ーー男ってわりと臆病になるんだよ。家庭とか仕事とかそれまで築いてきたもの、責任とか信頼とか社会的地位とか名誉とか……無下に放り出せないもんがいっぱいあるんだよな。
そうだね。
お兄ちゃんは、漫画家さんで、大切なことを伝えなくちゃいけないんだ。
きちんとした社会人として、彼女さんと幸せな家庭を作らなくちゃいけないんだ。
そうしたら、お父さんも、お兄ちゃんのことを認めてくれる。
みんな幸せになる。
「……嘘だよ」
私は顔を上げた。
お兄ちゃんは泣きそうな顔をしていた。何で泣きそうなのかはわからないけれど、大人の男の人にかかってくるプレッシャーっていうのは、子供で女の子の私にはわからない。
だから、嘘を吐いて煙に巻くことだってできるかもしれない。
「みんな嘘だよ。だって、人のものって欲しくなるじゃない。だからからかっただけだよ。お兄ちゃんって童貞じゃないのに童貞臭いから面白かった。笑わせてくれてありがとう。私、お兄ちゃんなんかに興味ないもの。この間もクラスのイケメンに告白されちゃったし。顔面偏差値低い上にロリコン漫画家の変態なんか相手にするわけないよ」
カラカラカラ、と空っぽの笑い声をあげる。教室でよく聞こえてくる笑い声と一緒。甲高くて耳障りで、どこか調子外れ。

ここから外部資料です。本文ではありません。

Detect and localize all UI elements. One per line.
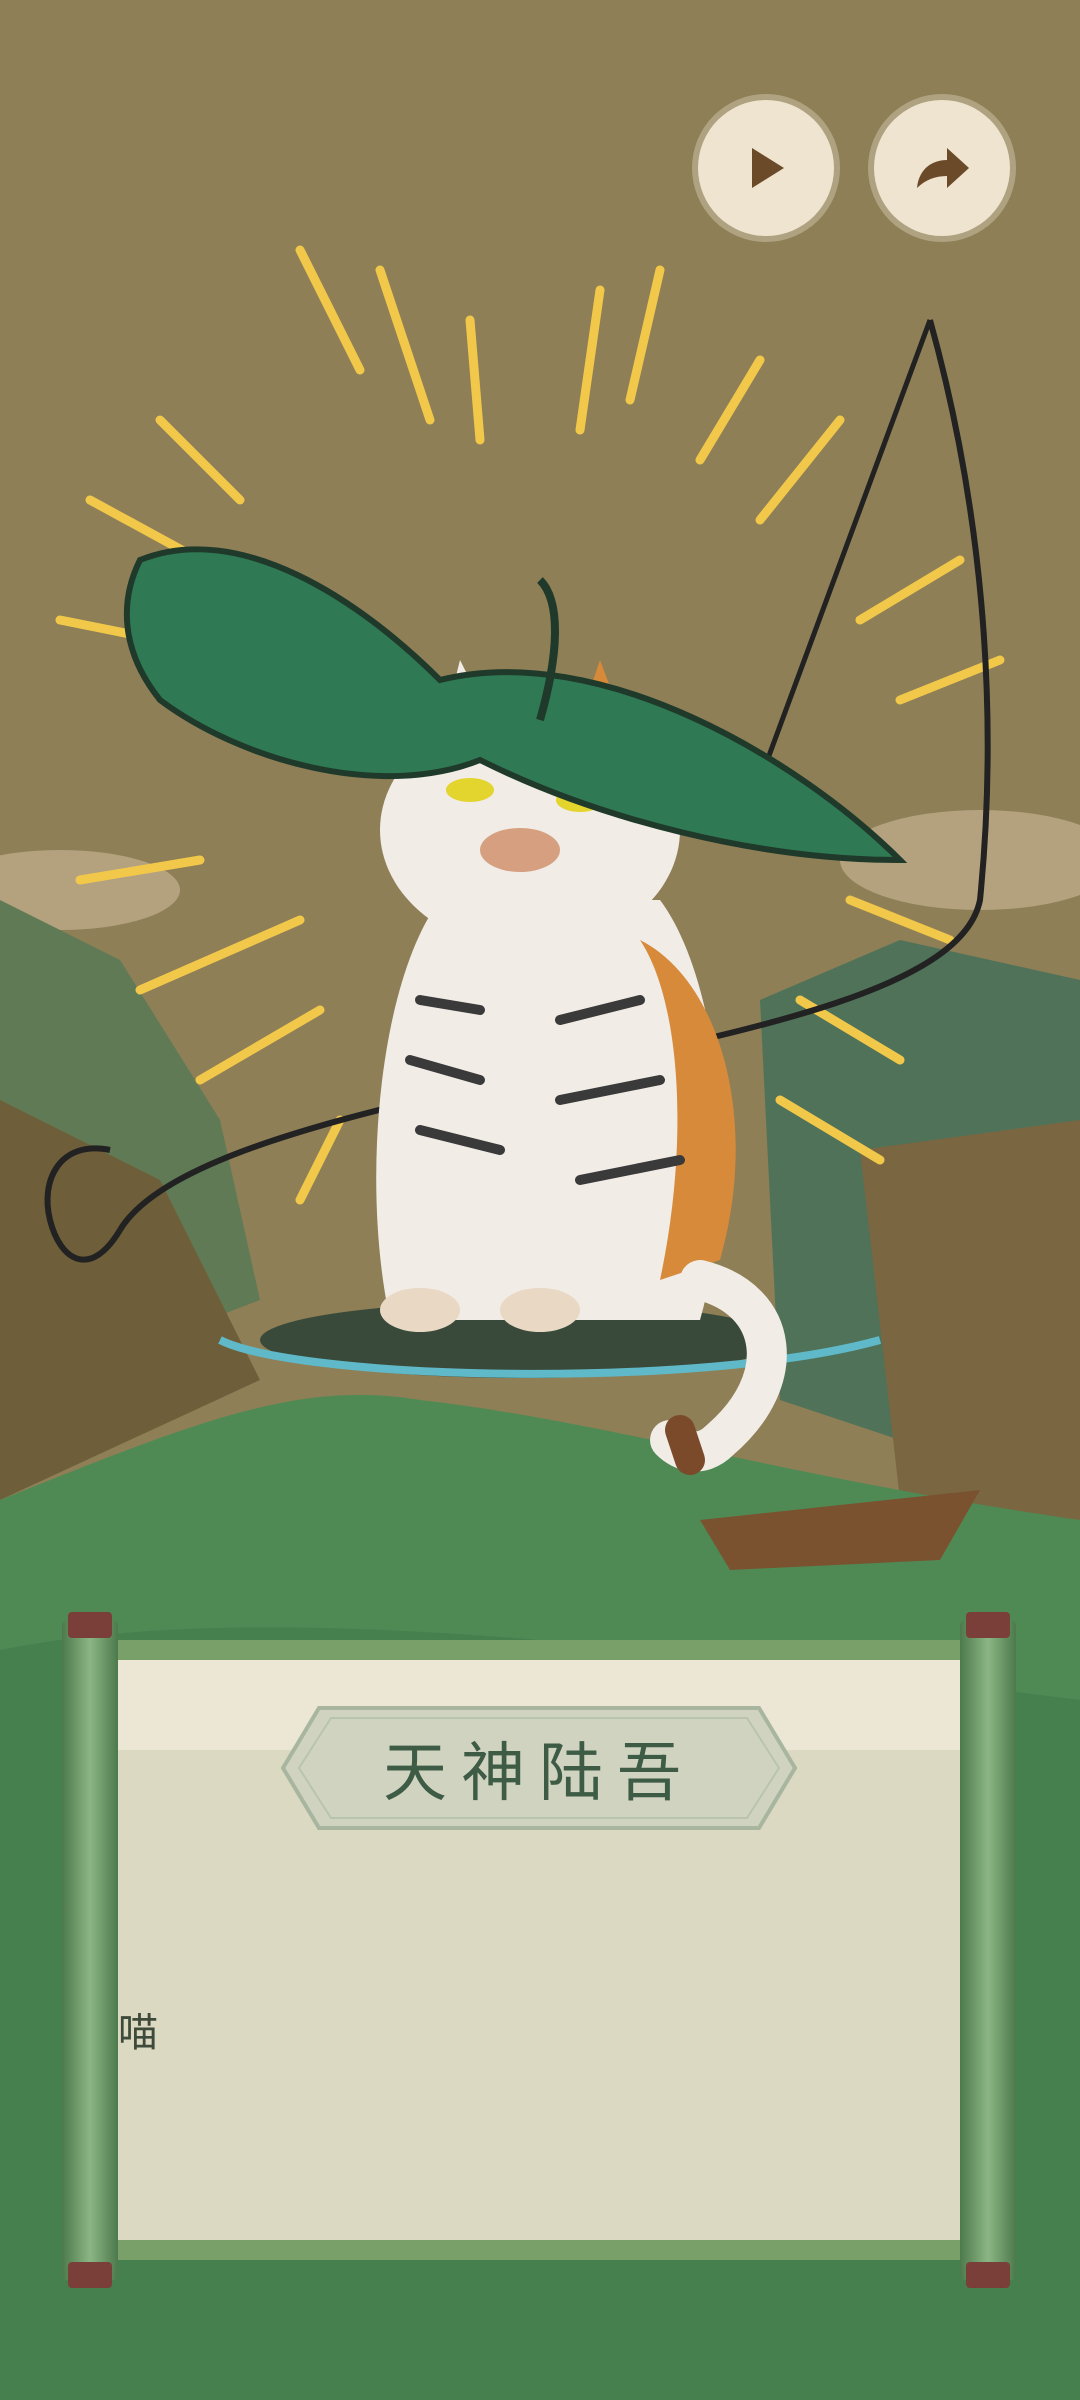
name-plaque: 天神陆吾 <box>279 1704 799 1832</box>
dialog-scroll: 天神陆吾 <box>62 1612 1016 2288</box>
share-arrow-icon <box>917 148 969 188</box>
scroll-rod-left <box>62 1612 118 2288</box>
share-button[interactable] <box>874 100 1010 236</box>
scroll-rod-right <box>960 1612 1016 2288</box>
dialog-text: 喵 <box>118 2010 158 2056</box>
top-controls <box>698 100 1010 236</box>
play-icon <box>752 148 784 188</box>
play-button[interactable] <box>698 100 834 236</box>
character-name: 天神陆吾 <box>383 1737 695 1811</box>
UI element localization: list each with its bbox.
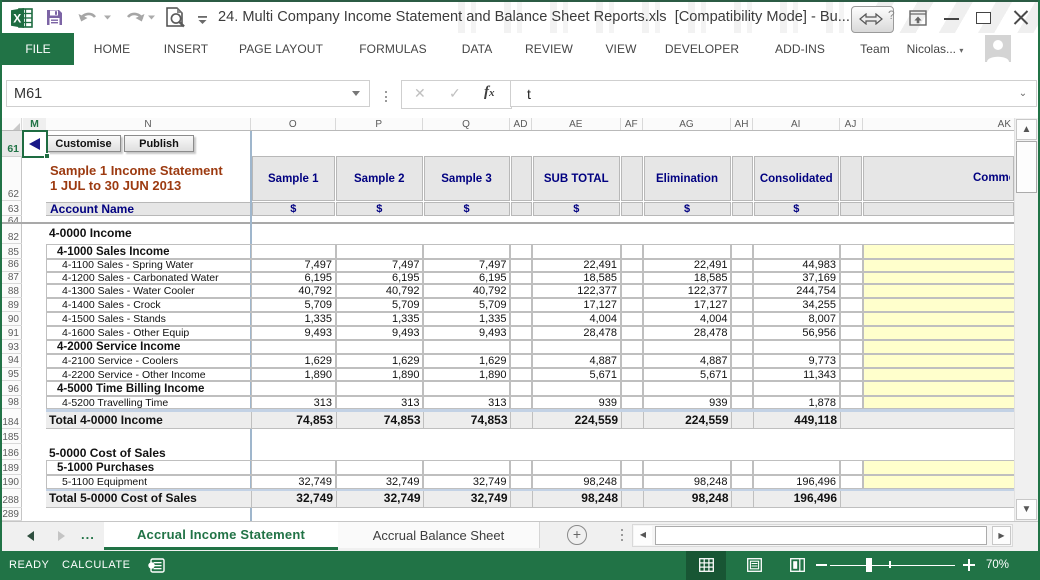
svg-text:X: X xyxy=(13,12,21,26)
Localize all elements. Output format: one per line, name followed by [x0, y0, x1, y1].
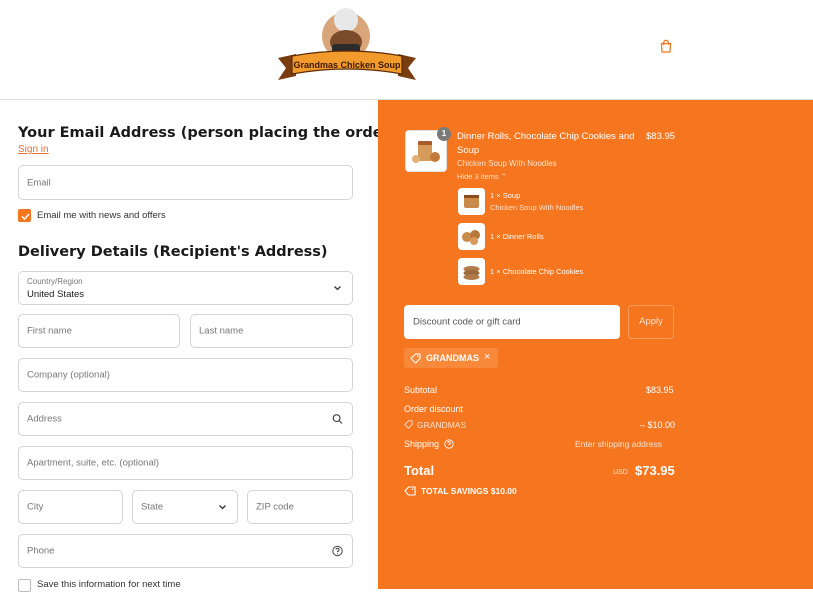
order-summary: [378, 100, 813, 589]
chevron-down-icon: [219, 505, 226, 510]
bundle-item-label: 1 × Chocolate Chip Cookies: [490, 267, 584, 276]
state-placeholder: State: [141, 501, 164, 513]
subtotal-label: Subtotal: [404, 385, 438, 395]
city-placeholder: City: [27, 501, 44, 513]
email-field[interactable]: Email: [18, 165, 353, 200]
email-heading: Your Email Address (person placing the o…: [18, 125, 397, 141]
zip-field[interactable]: ZIP code: [247, 490, 353, 524]
total-savings: TOTAL SAVINGS $10.00: [421, 486, 517, 496]
shipping-label: Shipping: [404, 439, 440, 449]
state-select[interactable]: State: [132, 490, 238, 524]
address-placeholder: Address: [27, 413, 62, 425]
help-circle-icon[interactable]: [444, 439, 454, 449]
save-info-checkbox[interactable]: [18, 579, 31, 592]
apply-button[interactable]: Apply: [628, 305, 674, 339]
product-title-line1: Dinner Rolls, Chocolate Chip Cookies and: [457, 131, 635, 142]
last-name-placeholder: Last name: [199, 325, 244, 337]
header: Grandmas Chicken Soup: [0, 0, 813, 100]
bundle-item-label: 1 × Dinner Rolls: [490, 232, 544, 241]
hide-items-toggle[interactable]: Hide 3 items ⌃: [457, 172, 507, 181]
cookies-icon: [458, 258, 485, 285]
product-variant: Chicken Soup With Noodles: [457, 159, 557, 168]
country-select[interactable]: Country/Region United States: [18, 271, 353, 305]
applied-code: GRANDMAS: [426, 353, 479, 363]
discount-code-input[interactable]: Discount code or gift card: [404, 305, 620, 339]
save-info-label: Save this information for next time: [37, 579, 181, 590]
first-name-field[interactable]: First name: [18, 314, 180, 348]
sign-in-link[interactable]: Sign in: [18, 144, 49, 155]
hide-items-label: Hide 3 items: [457, 172, 499, 181]
address-field[interactable]: Address: [18, 402, 353, 436]
first-name-placeholder: First name: [27, 325, 72, 337]
brand-logo-text: Grandmas Chicken Soup: [293, 60, 401, 70]
product-title-line2: Soup: [457, 145, 480, 156]
savings-tag-icon: [404, 486, 416, 496]
brand-logo[interactable]: Grandmas Chicken Soup: [276, 6, 418, 88]
country-label: Country/Region: [27, 277, 83, 286]
order-discount-label: Order discount: [404, 404, 464, 414]
total-label: Total: [404, 463, 435, 478]
country-value: United States: [27, 289, 85, 300]
quantity-badge: 1: [437, 127, 451, 141]
discount-placeholder: Discount code or gift card: [413, 316, 521, 328]
bundle-item-thumbnail: [458, 188, 485, 215]
dinner-rolls-icon: [458, 223, 485, 250]
apartment-field[interactable]: Apartment, suite, etc. (optional): [18, 446, 353, 480]
bundle-item-label: 1 × Soup: [490, 191, 521, 200]
email-placeholder: Email: [27, 177, 51, 188]
delivery-heading: Delivery Details (Recipient's Address): [18, 244, 328, 260]
chevron-up-icon: ⌃: [500, 172, 508, 181]
newsletter-checkbox[interactable]: [18, 209, 31, 222]
applied-discount-tag: GRANDMAS ×: [404, 348, 498, 368]
last-name-field[interactable]: Last name: [190, 314, 353, 348]
company-placeholder: Company (optional): [27, 369, 110, 381]
product-price: $83.95: [646, 131, 676, 142]
bundle-item-thumbnail: [458, 223, 485, 250]
checkmark-icon: [21, 213, 30, 221]
total-value: $73.95: [635, 463, 675, 478]
discount-value: – $10.00: [640, 420, 676, 430]
company-field[interactable]: Company (optional): [18, 358, 353, 392]
total-currency: USD: [613, 469, 628, 476]
discount-code-label: GRANDMAS: [417, 420, 467, 430]
bundle-item-variant: Chicken Soup With Noodles: [490, 203, 584, 212]
soup-icon: [458, 188, 485, 215]
tag-icon: [404, 420, 413, 429]
search-icon[interactable]: [332, 414, 343, 425]
shopping-bag-icon[interactable]: [659, 39, 673, 53]
tag-icon: [410, 353, 421, 364]
zip-placeholder: ZIP code: [256, 501, 294, 513]
city-field[interactable]: City: [18, 490, 123, 524]
help-circle-icon[interactable]: [332, 545, 343, 557]
newsletter-label: Email me with news and offers: [37, 210, 166, 221]
subtotal-value: $83.95: [646, 385, 674, 395]
phone-placeholder: Phone: [27, 545, 55, 557]
apartment-placeholder: Apartment, suite, etc. (optional): [27, 457, 160, 469]
remove-discount-icon[interactable]: ×: [484, 351, 490, 363]
chevron-down-icon: [334, 286, 341, 291]
bundle-item-thumbnail: [458, 258, 485, 285]
phone-field[interactable]: Phone: [18, 534, 353, 568]
shipping-value: Enter shipping address: [575, 439, 662, 449]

お兄ちゃんは泣きそうな顔のまま、ポカンと口を開けていた。目も丸い。どこかが足りない子みたいだ。
「バイバイ。結構楽しかったよ。あ、ケーキは彼女さんと食べてね。連載と婚約おめでとう」
私はそれだけ言うと、逃げるように出て行った。お兄ちゃんは呼び止めるどころか、惚けたように一言も発しなかった。